The new standard, deemed the Dark Internet Mail Environment (DIME), has been released on GitHub for the code to be reviewed. DIME is designed to operate in conjunction with a mail server program called Magma.
Levison stated in a blog post:
“DIME is the only automated, federated, encryption standard designed to work with different service providers while minimizing the leakage of metadata without a centralized authority…
By encrypting all facets of an email transmission (body, metadata, and transport layer), DIME guarantees the security of users and the least amount of information leakage possible.”

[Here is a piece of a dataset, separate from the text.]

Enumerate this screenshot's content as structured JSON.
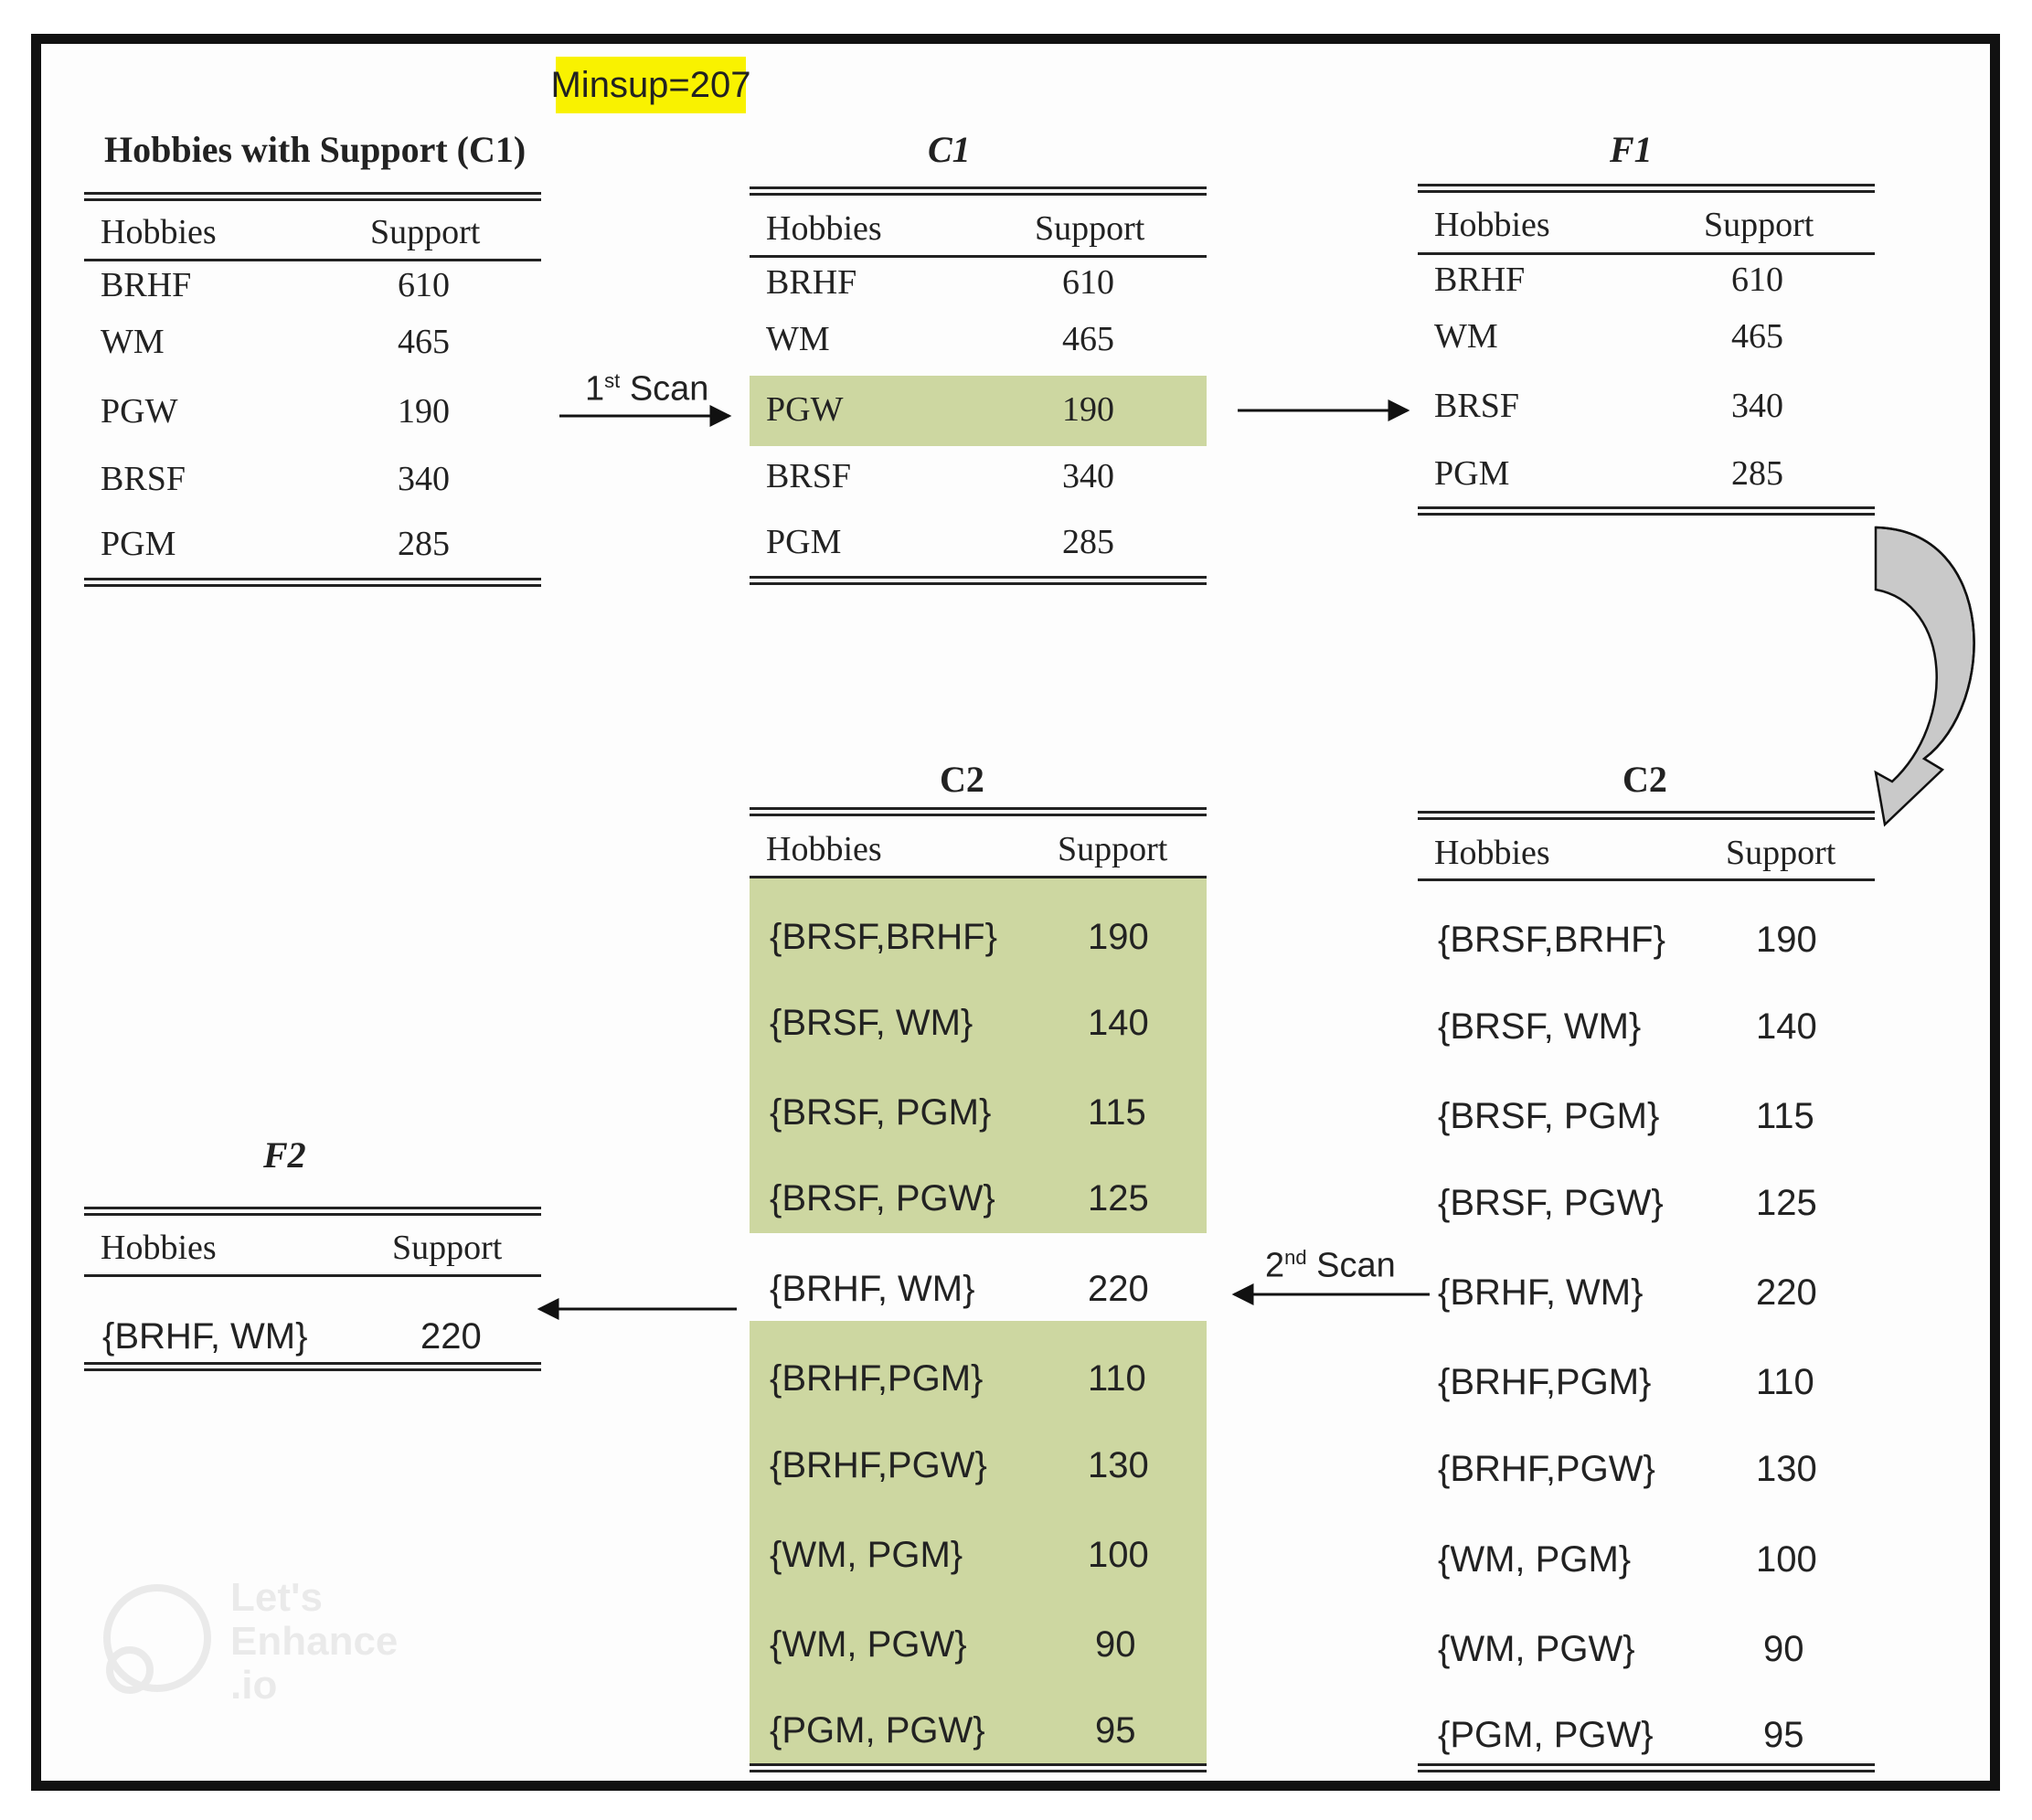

Levison said the Magma server is designed to offer an easy to use program so that even non tech savvy users with existing email clients can use the Lavabit encrypted email service easily. The new DIME standard also includes a ‘Trustful’ encryption mode, which would require users to trust the server in order to manage the encryption and their respective keys.

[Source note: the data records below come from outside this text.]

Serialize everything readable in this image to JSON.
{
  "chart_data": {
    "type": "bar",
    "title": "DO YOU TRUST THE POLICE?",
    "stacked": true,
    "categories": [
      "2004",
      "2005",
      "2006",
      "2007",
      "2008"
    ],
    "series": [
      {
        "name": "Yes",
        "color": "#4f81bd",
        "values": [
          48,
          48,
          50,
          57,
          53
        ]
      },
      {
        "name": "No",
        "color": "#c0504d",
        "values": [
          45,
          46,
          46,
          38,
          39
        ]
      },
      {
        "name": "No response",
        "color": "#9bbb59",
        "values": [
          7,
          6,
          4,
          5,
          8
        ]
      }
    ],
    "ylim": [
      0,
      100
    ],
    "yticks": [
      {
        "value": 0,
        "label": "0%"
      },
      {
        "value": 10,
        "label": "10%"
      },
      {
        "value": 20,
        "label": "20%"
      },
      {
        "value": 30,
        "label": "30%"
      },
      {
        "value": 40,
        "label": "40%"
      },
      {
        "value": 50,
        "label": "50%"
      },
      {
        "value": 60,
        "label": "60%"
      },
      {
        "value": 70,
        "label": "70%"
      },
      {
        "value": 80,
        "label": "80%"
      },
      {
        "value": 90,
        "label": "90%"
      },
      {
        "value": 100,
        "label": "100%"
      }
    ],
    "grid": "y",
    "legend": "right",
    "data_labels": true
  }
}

“The server performs the encryption on your behalf, and as such, you must trust that the server will not be rewritten in such a way that it captures your password, or peeks at your messages during processing,” Levison said in his blog post.
Furthermore, DIME also offers “Cautious Mode” and “Paranoid Mode” for the users who want absolute control over their encryption keys, so their keys never can be transmitted anywhere. Paranoid Mode would mean Lavabit will never be able to store a user’s private keys on its server.
In the beginning of this rollout, the new Lavabit service will only be accessible to its existing customers and only available in Trustful mode. However, if you were not a former Lavabit customer before the service shut down, you may pre-register and wait for the eventual rollout of the revamped service.
Email and general communication privacy as well as security has been an incredibly tricky business. These examples include, but are not limited to, the compromising of Yahoo email servers of 1 billion users, the attempts to breach private communications in Apple devices, WhatsApp encryption, journalists being targeted by the US, as well as other governments, and Hillary Clinton operating her own poorly maintained private email server.
The biggest threat to privacy and security in cyberspace seems to be from government agencies, who have a poor understanding of the importance of cyber security. Technologically illiterate politicians need to understand once and for all, “A backdoor for one, is an exploit for all.”